Kandidaten für den österreichischen Unspruch des Jahres waren:

  • „Genau das Gegenteil ist der Fall!“: Bei manchen Kommentaren auf seiner Social Media Seite sieht sich FPÖ-Vorsitzender Strache wiederholt zu einer Reaktion veranlasst. Strache antwortet darauf oft einleitend: „Genau das Gegenteil ist der Fall!“
  • „Ich habe die Balkanroute geschlossen!“: Behauptung von Bundeskanzler Kurz, die einem Faktencheck nicht standhält, da einige Nachbarstaaten am Balkan und die Türkei dafür verantwortlich waren, dass die Anzahl der Flüchtlinge stark zurückgegangen ist.
  • „Man kann sicher von 150 Euro im Monat leben!“: Kernaussage des Interviews auf oe24.tv mit Sozialministerin Hartinger-Klein. Man werde trotz der geplanten Kürzung der Mindestsicherung „leben können“, sagte Hartinger-Klein. Auf die Bemerkung des Interviewers, „wenn man von 150 Euro leben kann“, antwortete sie: „Wenn man die Wohnung auch noch bekommt, dann sicher.“
  • „Wer den Dienst in der Wehrmacht verweigert hat, ist ein Verräter, und Verräter soll man verurteilen und nicht seligsprechen.“: In einem Leserbrief ausgedrückte Meinung über Franz Jägerstätter, der aus christlicher Überzeugung während des Nazi-Regimes den Kriegsdienst verweigerte und hingerichtet wurde. Der Leserbrief stammte von Hubert Keyl, kurzzeitiger Kandidat für einen Posten als Bundesverwaltungsrichter und einst enger Mitarbeiter des früheren Dritten Nationalratspräsidenten Martin Graf (FPÖ).

Hinweise zur Wahl 2018

Die heurige Wahl fand vom 10.09. bis 02.12.2018 statt. An der Wahl nahmen insgesamt 11.726 Personen teil (Vorwahl: 994, Wahl: 10.732 Teilnehmer), was eine Steigerung von 27 % gegenüber dem Vorjahr darstellt.

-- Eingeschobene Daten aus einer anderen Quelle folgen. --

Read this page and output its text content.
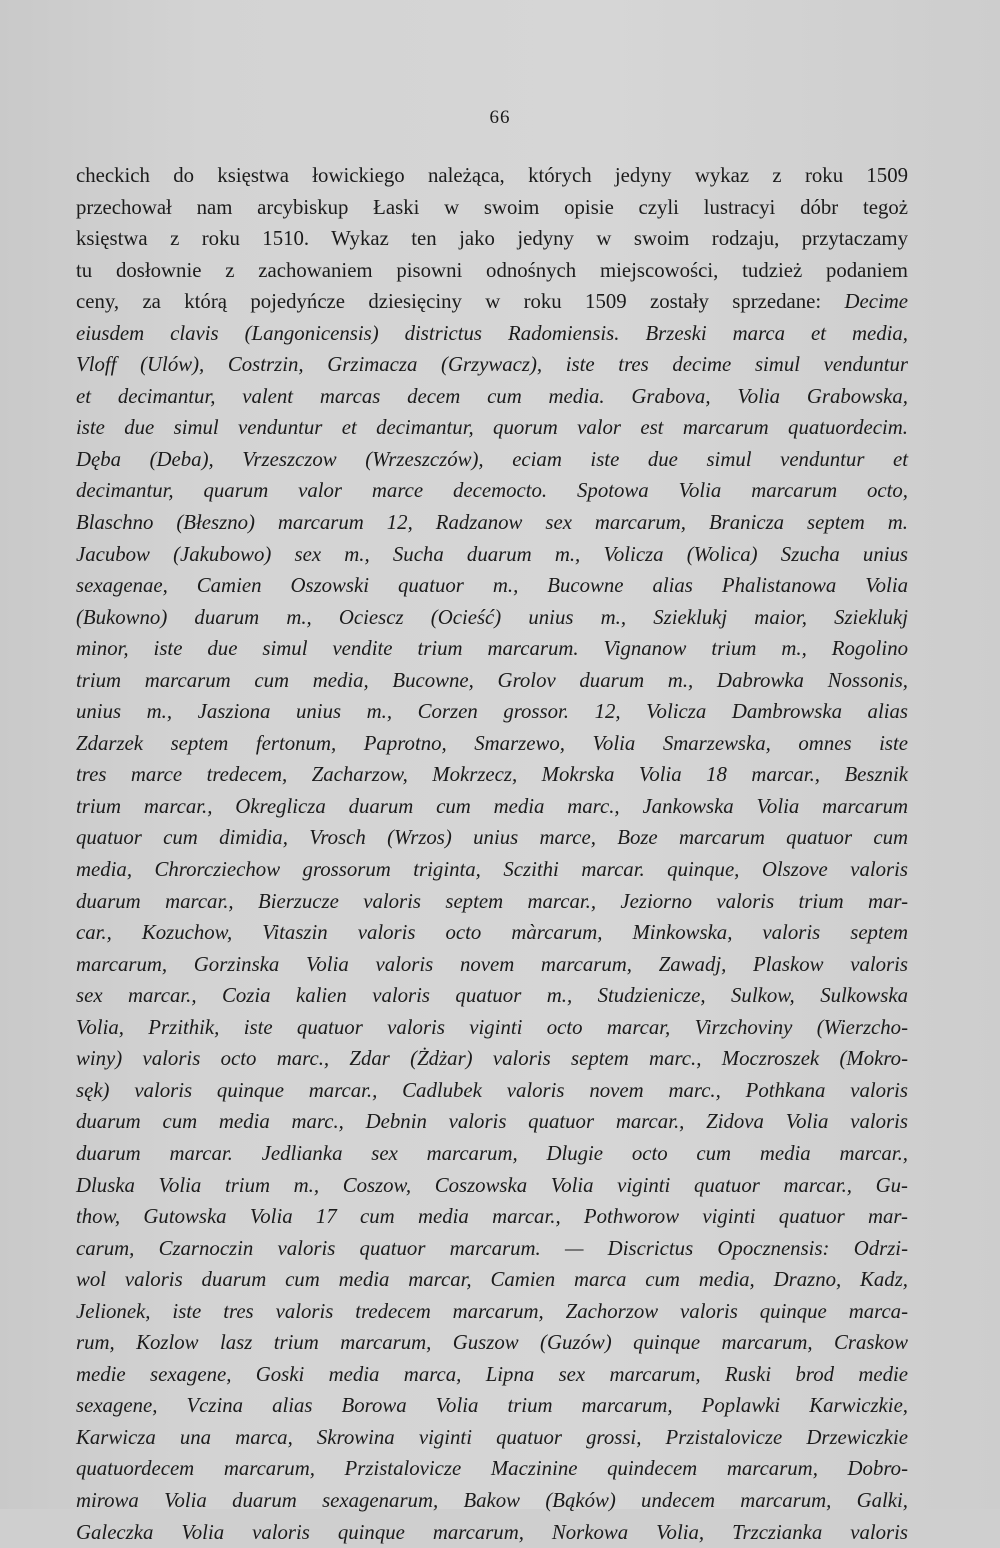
66
checkich do księstwa łowickiego należąca, których jedyny wykaz z roku 1509
przechował nam arcybiskup Łaski w swoim opisie czyli lustracyi dóbr tegoż
księstwa z roku 1510. Wykaz ten jako jedyny w swoim rodzaju, przytaczamy
tu dosłownie z zachowaniem pisowni odnośnych miejscowości, tudzież podaniem
ceny, za którą pojedyńcze dziesięciny w roku 1509 zostały sprzedane: Decime
eiusdem clavis (Langonicensis) districtus Radomiensis. Brzeski marca et media,
Vloff (Ulów), Costrzin, Grzimacza (Grzywacz), iste tres decime simul venduntur
et decimantur, valent marcas decem cum media. Grabova, Volia Grabowska,
iste due simul venduntur et decimantur, quorum valor est marcarum quatuordecim.
Dęba (Deba), Vrzeszczow (Wrzeszczów), eciam iste due simul venduntur et
decimantur, quarum valor marce decemocto. Spotowa Volia marcarum octo,
Blaschno (Błeszno) marcarum 12, Radzanow sex marcarum, Branicza septem m.
Jacubow (Jakubowo) sex m., Sucha duarum m., Volicza (Wolica) Szucha unius
sexagenae, Camien Oszowski quatuor m., Bucowne alias Phalistanowa Volia
(Bukowno) duarum m., Ociescz (Ocieść) unius m., Szieklukj maior, Szieklukj
minor, iste due simul vendite trium marcarum. Vignanow trium m., Rogolino
trium marcarum cum media, Bucowne, Grolov duarum m., Dabrowka Nossonis,
unius m., Jasziona unius m., Corzen grossor. 12, Volicza Dambrowska alias
Zdarzek septem fertonum, Paprotno, Smarzewo, Volia Smarzewska, omnes iste
tres marce tredecem, Zacharzow, Mokrzecz, Mokrska Volia 18 marcar., Besznik
trium marcar., Okreglicza duarum cum media marc., Jankowska Volia marcarum
quatuor cum dimidia, Vrosch (Wrzos) unius marce, Boze marcarum quatuor cum
media, Chrorcziechow grossorum triginta, Sczithi marcar. quinque, Olszove valoris
duarum marcar., Bierzucze valoris septem marcar., Jeziorno valoris trium mar-
car., Kozuchow, Vitaszin valoris octo màrcarum, Minkowska, valoris septem
marcarum, Gorzinska Volia valoris novem marcarum, Zawadj, Plaskow valoris
sex marcar., Cozia kalien valoris quatuor m., Studzienicze, Sulkow, Sulkowska
Volia, Przithik, iste quatuor valoris viginti octo marcar, Virzchoviny (Wierzcho-
winy) valoris octo marc., Zdar (Żdżar) valoris septem marc., Moczroszek (Mokro-
sęk) valoris quinque marcar., Cadlubek valoris novem marc., Pothkana valoris
duarum cum media marc., Debnin valoris quatuor marcar., Zidova Volia valoris
duarum marcar. Jedlianka sex marcarum, Dlugie octo cum media marcar.,
Dluska Volia trium m., Coszow, Coszowska Volia viginti quatuor marcar., Gu-
thow, Gutowska Volia 17 cum media marcar., Pothworow viginti quatuor mar-
carum, Czarnoczin valoris quatuor marcarum. — Discrictus Opocznensis: Odrzi-
wol valoris duarum cum media marcar, Camien marca cum media, Drazno, Kadz,
Jelionek, iste tres valoris tredecem marcarum, Zachorzow valoris quinque marca-
rum, Kozlow lasz trium marcarum, Guszow (Guzów) quinque marcarum, Craskow
medie sexagene, Goski media marca, Lipna sex marcarum, Ruski brod medie
sexagene, Vczina alias Borowa Volia trium marcarum, Poplawki Karwiczkie,
Karwicza una marca, Skrowina viginti quatuor grossi, Przistalovicze Drzewiczkie
quatuordecem marcarum, Przistalovicze Maczinine quindecem marcarum, Dobro-
mirowa Volia duarum sexagenarum, Bakow (Bąków) undecem marcarum, Galki,
Galeczka Volia valoris quinque marcarum, Norkowa Volia, Trzczianka valoris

Im Rahmen der Vorwahl wurden in den 5 Kategorien insgesamt 2.103 Einsendungen mit 1.213 einzelnen Wörtern und Sprüchen vorgenommen. Aus diesen wählte die Jury am 25.10.2018 jeweils 10 Kandidatenwörter für das Wort / Unwort / Jugendwort und jeweils 4 Kandidatensprüche aus, die ab dem 26.10.2018 zur Wahl gestellt wurden.

Die Jury tagte am 03.12.2018 abermals und bestimmte anhand der Abstimmungsergebnisse die Wörter und Sprüche des Jahres 2018, die am 06.12.2018 via Austria Presse Agentur (APA) bekannt gegeben wurden.

Die Jury besteht aus insgesamt elf Personen. Davon sind neun Mitglieder an den vier Grazer Universitäten tätig. Mit dabei ist weiters ein Vertreter der Nachrichtenagentur APA und eine Vertreterin des Public Relations Verbands Austria (PRVA).